I have slept in her hospital bed beside her, in cold uncomfortable chairs in
critical care waiting rooms, with my body half on her bed and half on a chair
in emergency rooms, in sofa beds in a private hospital and on a small window
ledge in her room at a public hospital. I have watched her deteriorate to not
being able to walk three steps without collapsing, been woken up to her choking
and unable to feel her hands, have held her while she has shaken uncontrollably
and violently (due to the cholangitis infection) and have seen her turn into a
zombie through a weeklong 24 hr dilaudid drip to combat the severity of the
pain in her stomach. Unrelenting in my effort to nourish her body through nutritional therapy, slowly but surely, she began to vastly improve. Her energy level returned and she had regained the strength to not only walk but had the ability to go up and down stairs. Her pain subsided to a point in which she was no longer reliant on pain killers. Her nightmares went away. Currently she is not taking any of her pain killers. She was vomiting frequently but even that has subsided.

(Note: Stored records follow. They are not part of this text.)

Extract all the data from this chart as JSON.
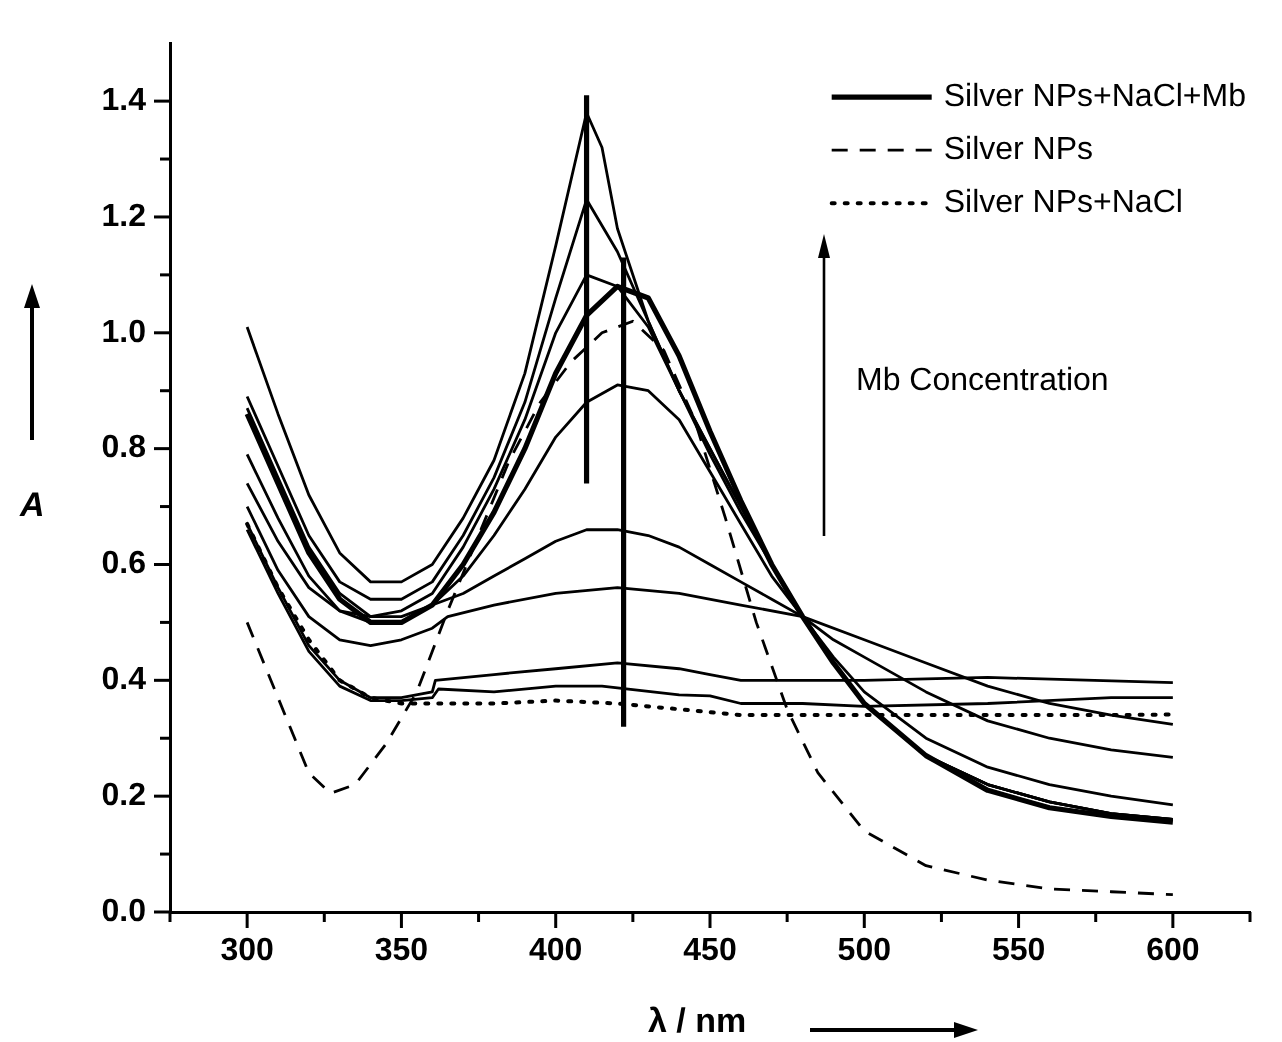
{
  "chart_data": {
    "type": "line",
    "xlabel": "λ / nm",
    "ylabel": "A",
    "xlim": [
      275,
      625
    ],
    "ylim": [
      0,
      1.5
    ],
    "xticks": [
      {
        "value": 275,
        "label": null
      },
      300,
      {
        "value": 325,
        "label": null
      },
      350,
      {
        "value": 375,
        "label": null
      },
      400,
      {
        "value": 425,
        "label": null
      },
      450,
      {
        "value": 475,
        "label": null
      },
      500,
      {
        "value": 525,
        "label": null
      },
      550,
      {
        "value": 575,
        "label": null
      },
      600,
      {
        "value": 625,
        "label": null
      }
    ],
    "yticks": [
      {
        "value": 0,
        "label": "0.0"
      },
      {
        "value": 0.1,
        "label": null
      },
      {
        "value": 0.2,
        "label": "0.2"
      },
      {
        "value": 0.3,
        "label": null
      },
      {
        "value": 0.4,
        "label": "0.4"
      },
      {
        "value": 0.5,
        "label": null
      },
      {
        "value": 0.6,
        "label": "0.6"
      },
      {
        "value": 0.7,
        "label": null
      },
      {
        "value": 0.8,
        "label": "0.8"
      },
      {
        "value": 0.9,
        "label": null
      },
      {
        "value": 1.0,
        "label": "1.0"
      },
      {
        "value": 1.1,
        "label": null
      },
      {
        "value": 1.2,
        "label": "1.2"
      },
      {
        "value": 1.3,
        "label": null
      },
      {
        "value": 1.4,
        "label": "1.4"
      }
    ],
    "grid": false,
    "legend": "top right",
    "marker": "none",
    "annotations": [
      "Mb Concentration"
    ],
    "series": [
      {
        "name": "Silver NPs+NaCl+Mb",
        "color": "#000000",
        "line_style": "solid",
        "x": [
          300,
          310,
          320,
          330,
          340,
          350,
          360,
          370,
          380,
          390,
          400,
          410,
          420,
          430,
          440,
          450,
          460,
          470,
          480,
          490,
          500,
          520,
          540,
          560,
          580,
          600
        ],
        "values": [
          0.86,
          0.74,
          0.62,
          0.54,
          0.5,
          0.5,
          0.53,
          0.6,
          0.69,
          0.8,
          0.93,
          1.03,
          1.08,
          1.06,
          0.96,
          0.83,
          0.71,
          0.6,
          0.51,
          0.43,
          0.36,
          0.27,
          0.21,
          0.18,
          0.165,
          0.155
        ]
      },
      {
        "name": "Silver NPs",
        "color": "#000000",
        "line_style": "dashed",
        "x": [
          300,
          310,
          320,
          327,
          335,
          345,
          355,
          365,
          375,
          385,
          395,
          405,
          415,
          425,
          435,
          445,
          455,
          465,
          475,
          485,
          500,
          520,
          540,
          560,
          580,
          600
        ],
        "values": [
          0.5,
          0.37,
          0.24,
          0.205,
          0.22,
          0.29,
          0.38,
          0.52,
          0.65,
          0.78,
          0.88,
          0.95,
          1.0,
          1.02,
          0.97,
          0.85,
          0.68,
          0.5,
          0.35,
          0.24,
          0.14,
          0.08,
          0.055,
          0.04,
          0.035,
          0.03
        ]
      },
      {
        "name": "Silver NPs+NaCl",
        "color": "#000000",
        "line_style": "dotted",
        "x": [
          300,
          310,
          320,
          330,
          340,
          350,
          360,
          380,
          400,
          420,
          440,
          460,
          480,
          500,
          540,
          580,
          600
        ],
        "values": [
          0.67,
          0.56,
          0.47,
          0.4,
          0.37,
          0.36,
          0.36,
          0.36,
          0.365,
          0.36,
          0.35,
          0.34,
          0.34,
          0.34,
          0.34,
          0.34,
          0.341
        ]
      },
      {
        "color": "#000000",
        "line_style": "solid",
        "x": [
          300,
          310,
          320,
          330,
          340,
          350,
          360,
          370,
          380,
          390,
          400,
          410,
          415,
          420,
          430,
          440,
          450,
          460,
          470,
          480,
          490,
          500,
          520,
          540,
          560,
          580,
          600
        ],
        "values": [
          1.01,
          0.86,
          0.72,
          0.62,
          0.57,
          0.57,
          0.6,
          0.68,
          0.78,
          0.93,
          1.15,
          1.38,
          1.32,
          1.18,
          1.02,
          0.9,
          0.8,
          0.7,
          0.6,
          0.51,
          0.43,
          0.36,
          0.27,
          0.22,
          0.19,
          0.17,
          0.16
        ]
      },
      {
        "color": "#000000",
        "line_style": "solid",
        "x": [
          300,
          310,
          320,
          330,
          340,
          350,
          360,
          370,
          380,
          390,
          400,
          410,
          420,
          430,
          440,
          450,
          460,
          470,
          480,
          490,
          500,
          520,
          540,
          560,
          580,
          600
        ],
        "values": [
          0.89,
          0.77,
          0.65,
          0.57,
          0.54,
          0.54,
          0.57,
          0.65,
          0.75,
          0.88,
          1.06,
          1.23,
          1.14,
          1.02,
          0.9,
          0.8,
          0.7,
          0.6,
          0.51,
          0.43,
          0.36,
          0.27,
          0.22,
          0.19,
          0.17,
          0.16
        ]
      },
      {
        "color": "#000000",
        "line_style": "solid",
        "x": [
          300,
          310,
          320,
          330,
          340,
          350,
          360,
          370,
          380,
          390,
          400,
          410,
          420,
          430,
          440,
          450,
          460,
          470,
          480,
          490,
          500,
          520,
          540,
          560,
          580,
          600
        ],
        "values": [
          0.87,
          0.75,
          0.63,
          0.55,
          0.51,
          0.52,
          0.55,
          0.63,
          0.73,
          0.85,
          1.0,
          1.1,
          1.08,
          1.01,
          0.9,
          0.79,
          0.69,
          0.6,
          0.51,
          0.43,
          0.36,
          0.27,
          0.22,
          0.19,
          0.17,
          0.16
        ]
      },
      {
        "color": "#000000",
        "line_style": "solid",
        "x": [
          300,
          310,
          320,
          330,
          340,
          350,
          360,
          370,
          380,
          390,
          400,
          410,
          420,
          430,
          440,
          450,
          460,
          470,
          480,
          490,
          500,
          520,
          540,
          560,
          580,
          600
        ],
        "values": [
          0.79,
          0.68,
          0.58,
          0.52,
          0.5,
          0.5,
          0.53,
          0.58,
          0.65,
          0.73,
          0.82,
          0.88,
          0.91,
          0.9,
          0.85,
          0.76,
          0.67,
          0.58,
          0.51,
          0.44,
          0.38,
          0.3,
          0.25,
          0.22,
          0.2,
          0.185
        ]
      },
      {
        "color": "#000000",
        "line_style": "solid",
        "x": [
          300,
          310,
          320,
          330,
          340,
          350,
          360,
          370,
          380,
          390,
          400,
          410,
          420,
          430,
          440,
          450,
          460,
          470,
          480,
          490,
          500,
          520,
          540,
          560,
          580,
          600
        ],
        "values": [
          0.74,
          0.64,
          0.56,
          0.52,
          0.51,
          0.51,
          0.53,
          0.55,
          0.58,
          0.61,
          0.64,
          0.66,
          0.66,
          0.65,
          0.63,
          0.6,
          0.57,
          0.54,
          0.51,
          0.47,
          0.44,
          0.38,
          0.33,
          0.3,
          0.28,
          0.267
        ]
      },
      {
        "color": "#000000",
        "line_style": "solid",
        "x": [
          300,
          310,
          320,
          330,
          340,
          350,
          360,
          365,
          380,
          400,
          420,
          440,
          460,
          480,
          500,
          520,
          540,
          560,
          580,
          600
        ],
        "values": [
          0.7,
          0.59,
          0.51,
          0.47,
          0.46,
          0.47,
          0.49,
          0.51,
          0.53,
          0.55,
          0.56,
          0.55,
          0.53,
          0.51,
          0.47,
          0.43,
          0.39,
          0.36,
          0.34,
          0.324
        ]
      },
      {
        "color": "#000000",
        "line_style": "solid",
        "x": [
          300,
          310,
          320,
          330,
          340,
          350,
          360,
          361,
          380,
          400,
          420,
          440,
          450,
          460,
          480,
          500,
          540,
          600
        ],
        "values": [
          0.67,
          0.56,
          0.46,
          0.4,
          0.37,
          0.37,
          0.38,
          0.4,
          0.41,
          0.42,
          0.43,
          0.42,
          0.41,
          0.4,
          0.4,
          0.4,
          0.405,
          0.396
        ]
      },
      {
        "color": "#000000",
        "line_style": "solid",
        "x": [
          300,
          310,
          320,
          330,
          340,
          350,
          360,
          362,
          380,
          400,
          415,
          440,
          450,
          460,
          480,
          500,
          540,
          580,
          600
        ],
        "values": [
          0.66,
          0.55,
          0.45,
          0.39,
          0.365,
          0.365,
          0.37,
          0.385,
          0.38,
          0.39,
          0.39,
          0.375,
          0.373,
          0.36,
          0.36,
          0.355,
          0.36,
          0.37,
          0.37
        ]
      },
      {
        "color": "#000000",
        "line_style": "solid",
        "x": [
          410,
          410
        ],
        "values": [
          0.74,
          1.41
        ]
      },
      {
        "color": "#000000",
        "line_style": "solid",
        "x": [
          422,
          422
        ],
        "values": [
          0.32,
          1.13
        ]
      }
    ]
  }
}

Mind you, this is still cancer and so these
improvements are still within the up and down roller coaster spectrum. However
there are improvements and when one is tending to the garden of another human being’s life, such improvements are like coming across a small pool of water in the middle of a dry, barren desert.
I am starting
this blog because take it or leave it, whether or not it is the nutrition, the
prayers, the heart, the time or the love, something seems to be working. So
here is a resource for some of you out there who may be like me, searching for
alternative ways to continue the fight when all mainstream and traditional
methods are no longer an option or else just want to be empowered with as much
knowledge as you can sponge up. I don’t know how this blog will end but if
there is anything I have had beat into my psyche during this whole tugging of
the heart strings boot camp, it is the true understanding of the saying that
life is truly not about the destination, but the journey.